We are studying the genetic basis of WUE in Arabidopsis by exploiting the natural variation in WUE in a genetic cross between two diverged ecotypes, Landsberg erecta (Ler; relatively higher WUE) and Cape Verde Islands (Cvi; relatively lower WUE). We have shown that five loci in the Ler x Cvi mapping population have small to moderate effects on WUE. Two of these loci appear to colocalize with loci affecting flowering time; previous work from our and other labs has shown correlations between flowering time and WUE.

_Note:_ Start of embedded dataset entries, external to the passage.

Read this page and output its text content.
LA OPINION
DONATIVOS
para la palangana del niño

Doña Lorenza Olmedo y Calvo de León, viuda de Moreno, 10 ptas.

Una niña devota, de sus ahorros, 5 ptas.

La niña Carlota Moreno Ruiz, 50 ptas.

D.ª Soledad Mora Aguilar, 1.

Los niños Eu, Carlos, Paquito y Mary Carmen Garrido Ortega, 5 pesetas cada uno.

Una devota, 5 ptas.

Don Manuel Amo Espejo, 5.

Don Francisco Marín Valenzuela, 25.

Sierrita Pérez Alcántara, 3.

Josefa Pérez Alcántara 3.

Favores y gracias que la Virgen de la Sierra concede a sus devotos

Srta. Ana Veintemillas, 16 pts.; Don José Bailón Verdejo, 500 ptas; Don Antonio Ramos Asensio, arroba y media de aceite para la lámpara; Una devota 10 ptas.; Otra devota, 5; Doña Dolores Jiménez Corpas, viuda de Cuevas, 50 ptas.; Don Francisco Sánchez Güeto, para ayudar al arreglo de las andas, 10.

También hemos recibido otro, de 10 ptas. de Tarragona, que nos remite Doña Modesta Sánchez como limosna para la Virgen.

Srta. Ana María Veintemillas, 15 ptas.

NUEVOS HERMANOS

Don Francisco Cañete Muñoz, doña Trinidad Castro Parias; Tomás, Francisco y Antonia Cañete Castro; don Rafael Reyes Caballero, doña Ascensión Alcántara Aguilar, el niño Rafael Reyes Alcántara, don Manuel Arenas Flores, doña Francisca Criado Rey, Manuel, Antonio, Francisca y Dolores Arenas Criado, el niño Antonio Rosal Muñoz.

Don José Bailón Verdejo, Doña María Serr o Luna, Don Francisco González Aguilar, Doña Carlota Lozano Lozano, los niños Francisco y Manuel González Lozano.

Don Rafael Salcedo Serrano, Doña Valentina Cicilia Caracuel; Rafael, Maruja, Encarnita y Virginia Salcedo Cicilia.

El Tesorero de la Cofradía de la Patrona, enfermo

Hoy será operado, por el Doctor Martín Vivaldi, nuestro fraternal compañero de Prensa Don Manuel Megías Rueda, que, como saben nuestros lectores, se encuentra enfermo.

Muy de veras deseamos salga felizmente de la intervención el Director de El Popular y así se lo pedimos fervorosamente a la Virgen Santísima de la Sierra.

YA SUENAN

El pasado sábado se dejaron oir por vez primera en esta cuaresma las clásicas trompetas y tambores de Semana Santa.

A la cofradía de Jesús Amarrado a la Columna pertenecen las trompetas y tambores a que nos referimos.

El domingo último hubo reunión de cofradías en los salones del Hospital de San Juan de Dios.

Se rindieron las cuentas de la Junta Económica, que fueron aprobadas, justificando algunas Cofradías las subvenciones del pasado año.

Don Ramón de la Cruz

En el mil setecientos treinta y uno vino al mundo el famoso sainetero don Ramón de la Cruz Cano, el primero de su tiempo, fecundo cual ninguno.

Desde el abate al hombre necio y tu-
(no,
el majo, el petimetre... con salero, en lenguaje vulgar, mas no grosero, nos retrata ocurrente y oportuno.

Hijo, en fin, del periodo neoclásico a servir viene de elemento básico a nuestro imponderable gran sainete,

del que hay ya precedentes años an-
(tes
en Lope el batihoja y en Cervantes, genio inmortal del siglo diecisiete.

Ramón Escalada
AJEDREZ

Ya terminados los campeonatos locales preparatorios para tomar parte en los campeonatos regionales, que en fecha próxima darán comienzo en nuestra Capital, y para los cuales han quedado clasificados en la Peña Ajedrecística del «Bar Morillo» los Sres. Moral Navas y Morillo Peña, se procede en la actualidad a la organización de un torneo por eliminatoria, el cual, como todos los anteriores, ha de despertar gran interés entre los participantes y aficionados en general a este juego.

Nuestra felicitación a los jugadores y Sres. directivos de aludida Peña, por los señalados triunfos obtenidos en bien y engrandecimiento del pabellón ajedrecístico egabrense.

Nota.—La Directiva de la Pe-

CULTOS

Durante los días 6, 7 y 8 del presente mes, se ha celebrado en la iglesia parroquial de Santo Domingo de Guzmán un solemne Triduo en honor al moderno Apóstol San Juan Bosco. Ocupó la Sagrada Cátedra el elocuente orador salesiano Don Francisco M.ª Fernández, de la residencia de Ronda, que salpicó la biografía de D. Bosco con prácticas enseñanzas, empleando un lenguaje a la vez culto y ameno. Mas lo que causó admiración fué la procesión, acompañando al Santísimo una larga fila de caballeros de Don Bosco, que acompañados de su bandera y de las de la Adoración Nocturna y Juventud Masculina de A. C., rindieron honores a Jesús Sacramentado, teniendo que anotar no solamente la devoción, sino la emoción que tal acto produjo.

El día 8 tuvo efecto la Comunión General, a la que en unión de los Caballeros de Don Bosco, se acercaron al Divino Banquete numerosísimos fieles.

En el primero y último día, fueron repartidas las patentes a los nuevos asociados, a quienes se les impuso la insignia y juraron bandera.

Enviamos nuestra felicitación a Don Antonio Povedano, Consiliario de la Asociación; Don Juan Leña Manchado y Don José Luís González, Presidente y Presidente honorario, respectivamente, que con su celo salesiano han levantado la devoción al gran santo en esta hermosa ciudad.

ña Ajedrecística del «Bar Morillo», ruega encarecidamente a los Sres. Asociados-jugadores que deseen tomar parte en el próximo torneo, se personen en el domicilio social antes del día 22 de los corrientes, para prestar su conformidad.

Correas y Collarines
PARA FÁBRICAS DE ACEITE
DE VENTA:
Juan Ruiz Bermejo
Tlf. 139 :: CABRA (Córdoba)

We have captured a 45 kb region of chromosome 2 from the Cvi genome in a Ler background, and have confirmed that this introgression contains a locus affecting a difference in WUE. We have identified several promising candidate genes and are currently using transgenics to identify the gene (or genes) responsible for the difference in WUE observed on this chromosome in the Ler x Cvi cross.

Candidate Genes

To complement our ongoing work using QTL mapping to study the genetic basis of plant physiological traits, we are also studying the population genetics and functional variation in candidate genes known to play an important role in plant-water relations. Because evolutionary processes are strongly affected by the amount and kinds of genetic variation segregating in populations, we are interested in determining the effects and distributions of natural mutations both in the genome and in nature. While local adaptation to climatic variables is widely documented in Arabidopsis and other plant species, little is known about which genes (sensor, signaling, regulatory, effector?), what kinds of mutations (cis/trans-regulatory, coding, non-coding RNA, epigenetic?), or even which evolutionary forces shape these different strategies. We make use of the incredible resources now available in Arabidopsis including, but not limited to, expression arrays, transgenics, T-DNA knock-outs, large SNP panels and, soon, complete genome sequences of 1001 ecotypes.

Ecophysiological Genomics

Genome-wide expression analysis has shown that thousands of genes are affected by drought stress in the Columbia accession. Many of these genes are upregulated in an apparent effort to protect the plant from damage, while many others are downregulated, perhaps as an effort to slow normal physiology and development during sub-optimal conditions. As part of the Arabidopsis 2010 program, we have conducted a series of controlled dry-down experiments to help annotate unknown genes, identify genotype by environment interactions and map eQTL associated with drought-stress response. These studies have involved natural accessions that we have previously identified as showing diversity in drought adaptation phenotypes. Along with John McKay we have also developed a novel RIL population from two of these extreme accessions.